Central Bank’s INBS inquiry panel can claim €750 per day

Inquiry members also entitled to travel costs and expenses

Solicitor Marian Shanley who is chairing the Central Bank’s inquiry into Irish Nationwide Building Society.

Solicitor Marian Shanley who is chairing the Central Bank’s inquiry into Irish Nationwide Building Society.

 

The three panel members hearing the Central Bank’s inquiry into Irish Nationwide Building Society are being paid €150 an hour, subject to a maximum of €750 per day.

Inquiry members can also claim travel costs and expenses consistent with “Government circulars and guidance”, the Central Bank has told The Irish Times.

The inquiry was established in July last year following an investigation by the Central Bank into INBS stretching back to 2010. It held a number of meetings in private before moving to public hearings at the end of last month.

The inquiry is being chaired by Marian Shanley, a solicitor, with the other members being barrister Ciara McGoldrick and Geoffrey McEnery, a former chief executive of Lloyds TSB Bank in Asia.

The Central Bank has taken an 12-month lease for “certain areas” of the DMG building at Blackhall Place in Dublin for its hearings, with an option to extend.

The lease started in June and the building has been adapted to provide suitable accommodation for the hearings.

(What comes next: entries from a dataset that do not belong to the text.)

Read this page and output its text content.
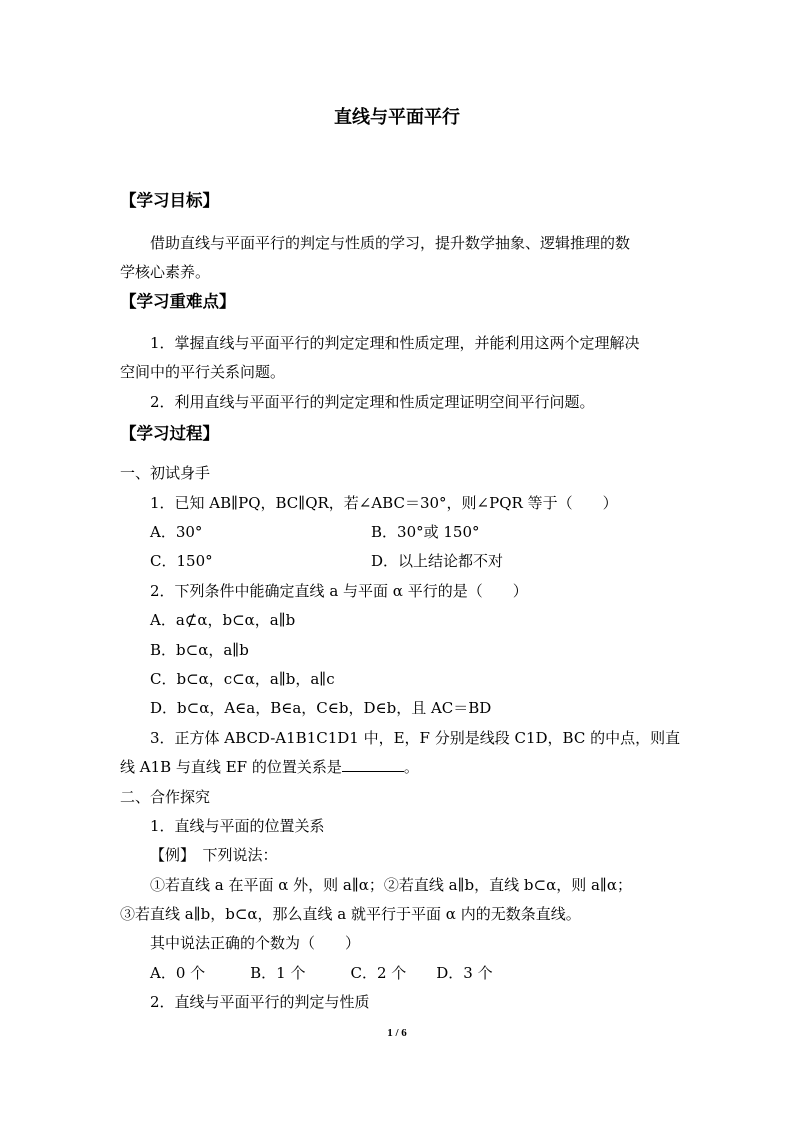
直线与平面平行
【学习目标】
借助直线与平面平行的判定与性质的学习，提升数学抽象、逻辑推理的数
学核心素养。
【学习重难点】
1．掌握直线与平面平行的判定定理和性质定理，并能利用这两个定理解决
空间中的平行关系问题。
2．利用直线与平面平行的判定定理和性质定理证明空间平行问题。
【学习过程】
一、初试身手
1．已知 AB∥PQ，BC∥QR，若∠ABC＝30°，则∠PQR 等于（　　）
A．30°	B．30°或 150°
C．150°	D．以上结论都不对
2．下列条件中能确定直线 a 与平面 α 平行的是（　　）
A．a⊄α，b⊂α，a∥b
B．b⊂α，a∥b
C．b⊂α，c⊂α，a∥b，a∥c
D．b⊂α，A∈a，B∈a，C∈b，D∈b，且 AC＝BD
3．正方体 ABCD-A1B1C1D1 中，E，F 分别是线段 C1D，BC 的中点，则直
线 A1B 与直线 EF 的位置关系是	。
二、合作探究
1．直线与平面的位置关系
【例】　下列说法：
①若直线 a 在平面 α 外，则 a∥α；②若直线 a∥b，直线 b⊂α，则 a∥α；
③若直线 a∥b，b⊂α，那么直线 a 就平行于平面 α 内的无数条直线。
其中说法正确的个数为（　　）
A．0 个　　　B．1 个　　　C．2 个　　D．3 个
2．直线与平面平行的判定与性质
1 / 6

The building is currently under the control of a receiver, Michael McAteer of Grant Thornton.

Public hearings

The inquiry’s first day of public hearings was held on November 30th, with a large number of security personnel present.

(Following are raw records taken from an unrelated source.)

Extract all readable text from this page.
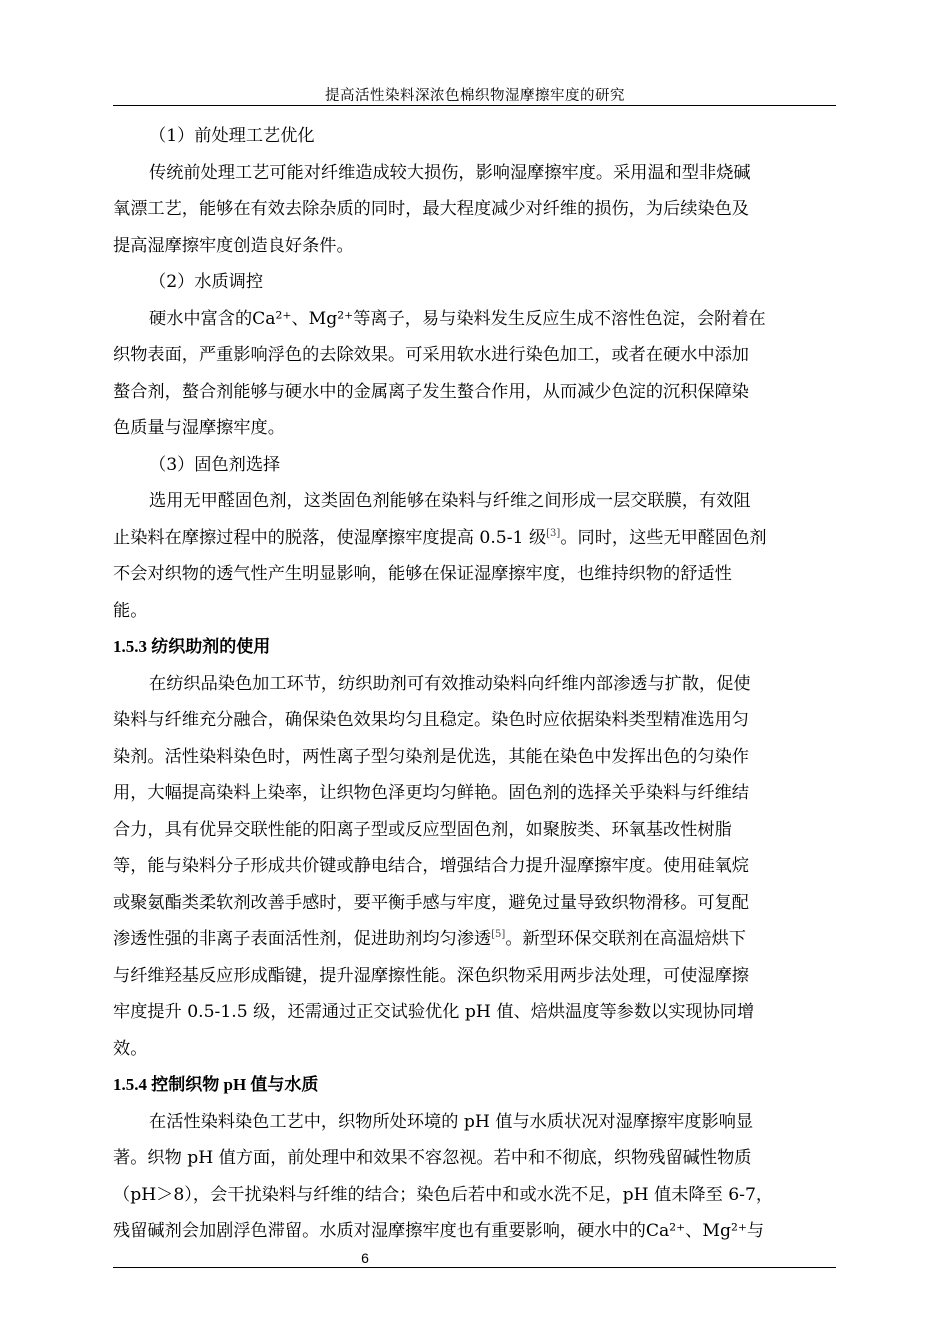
提高活性染料深浓色棉织物湿摩擦牢度的研究
（1）前处理工艺优化
传统前处理工艺可能对纤维造成较大损伤，影响湿摩擦牢度。采用温和型非烧碱
氧漂工艺，能够在有效去除杂质的同时，最大程度减少对纤维的损伤，为后续染色及
提高湿摩擦牢度创造良好条件。
（2）水质调控
硬水中富含的Ca²⁺、Mg²⁺等离子，易与染料发生反应生成不溶性色淀，会附着在
织物表面，严重影响浮色的去除效果。可采用软水进行染色加工，或者在硬水中添加
螯合剂，螯合剂能够与硬水中的金属离子发生螯合作用，从而减少色淀的沉积保障染
色质量与湿摩擦牢度。
（3）固色剂选择
选用无甲醛固色剂，这类固色剂能够在染料与纤维之间形成一层交联膜，有效阻
止染料在摩擦过程中的脱落，使湿摩擦牢度提高 0.5-1 级[3]。同时，这些无甲醛固色剂
不会对织物的透气性产生明显影响，能够在保证湿摩擦牢度，也维持织物的舒适性
能。
1.5.3 纺织助剂的使用
在纺织品染色加工环节，纺织助剂可有效推动染料向纤维内部渗透与扩散，促使
染料与纤维充分融合，确保染色效果均匀且稳定。染色时应依据染料类型精准选用匀
染剂。活性染料染色时，两性离子型匀染剂是优选，其能在染色中发挥出色的匀染作
用，大幅提高染料上染率，让织物色泽更均匀鲜艳。固色剂的选择关乎染料与纤维结
合力，具有优异交联性能的阳离子型或反应型固色剂，如聚胺类、环氧基改性树脂
等，能与染料分子形成共价键或静电结合，增强结合力提升湿摩擦牢度。使用硅氧烷
或聚氨酯类柔软剂改善手感时，要平衡手感与牢度，避免过量导致织物滑移。可复配
渗透性强的非离子表面活性剂，促进助剂均匀渗透[5]。新型环保交联剂在高温焙烘下
与纤维羟基反应形成酯键，提升湿摩擦性能。深色织物采用两步法处理，可使湿摩擦
牢度提升 0.5-1.5 级，还需通过正交试验优化 pH 值、焙烘温度等参数以实现协同增
效。
1.5.4 控制织物 pH 值与水质
在活性染料染色工艺中，织物所处环境的 pH 值与水质状况对湿摩擦牢度影响显
著。织物 pH 值方面，前处理中和效果不容忽视。若中和不彻底，织物残留碱性物质
（pH＞8），会干扰染料与纤维的结合；染色后若中和或水洗不足，pH 值未降至 6-7，
残留碱剂会加剧浮色滞留。水质对湿摩擦牢度也有重要影响，硬水中的Ca²⁺、Mg²⁺与
6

The regulator said this was being managed by the Central Bank’s security team “supplemented by external resources as required”.

“Central Bank security determine the number of security guards required on a daily basis, and meet this requirement through a mix of internal staff and contractors as required, as with all Central Bank premises. We cannot provide details of the security budget,” it added.

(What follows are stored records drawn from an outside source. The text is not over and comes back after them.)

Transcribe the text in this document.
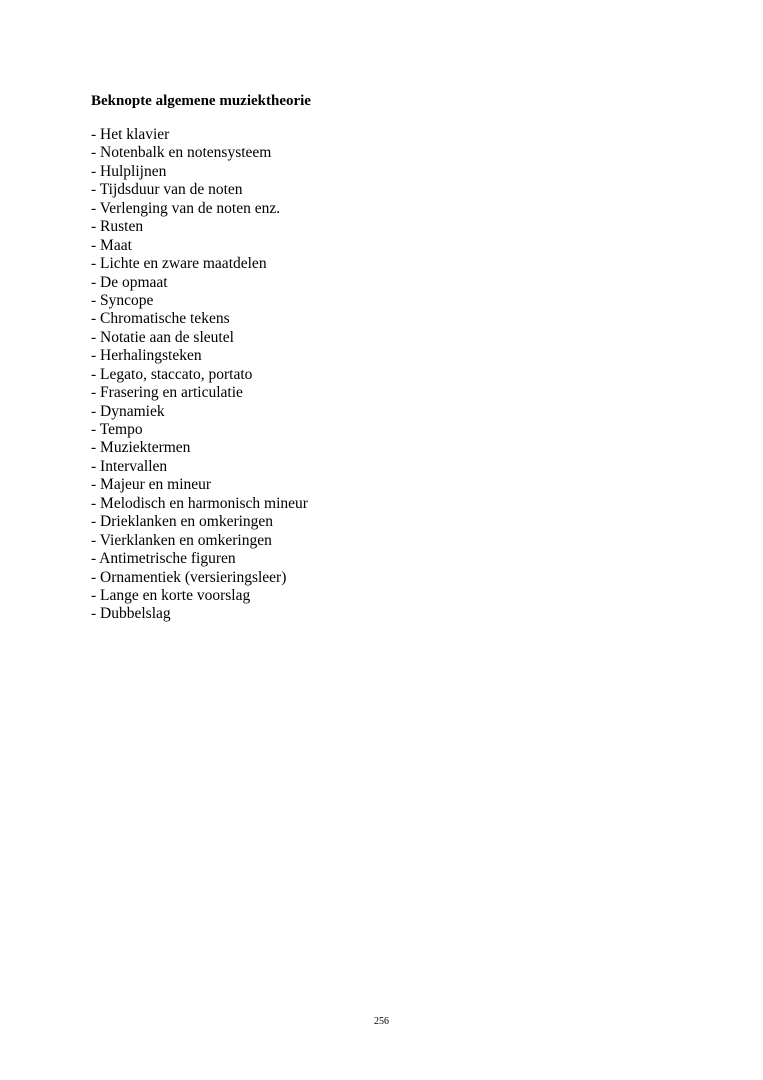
Beknopte algemene muziektheorie
- Het klavier
- Notenbalk en notensysteem
- Hulplijnen
- Tijdsduur van de noten
- Verlenging van de noten enz.
- Rusten
- Maat
- Lichte en zware maatdelen
- De opmaat
- Syncope
- Chromatische tekens
- Notatie aan de sleutel
- Herhalingsteken
- Legato, staccato, portato
- Frasering en articulatie
- Dynamiek
- Tempo
- Muziektermen
- Intervallen
- Majeur en mineur
- Melodisch en harmonisch mineur
- Drieklanken en omkeringen
- Vierklanken en omkeringen
- Antimetrische figuren
- Ornamentiek (versieringsleer)
- Lange en korte voorslag
- Dubbelslag
256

Its “total facilities management contract” was publicly procured and signed on April 12th this year for five years, with an option to extend by two periods of 12 months.

Regulatory breaches

Aramark

Some five former directors and senior management of INBS are accused of regulatory breaches between August 2004 and September 2008, the month of the Government’s bank guarantee.

The inquiry began its public hearings on November 30th, when former INBS chief executive Michael Fingleton demanded that its work be postponed until well into next year while he mounts a legal challenge.

Michael Walsh, INBS’s former chairman, will have an application for a termination of the inquiry heard when it next sits on December 13th. The panel is also due to hold a public hearing on December 14th.

This inquiry is breaking new ground for the Central Bank in terms of pursuing regulatory breaches.

Some 110,000 documents were submitted to the panel for consideration. The panel will have the power to make findings that will have legal effect. A range of sanctions can be applied to the five men, including a fine of up to €500,000.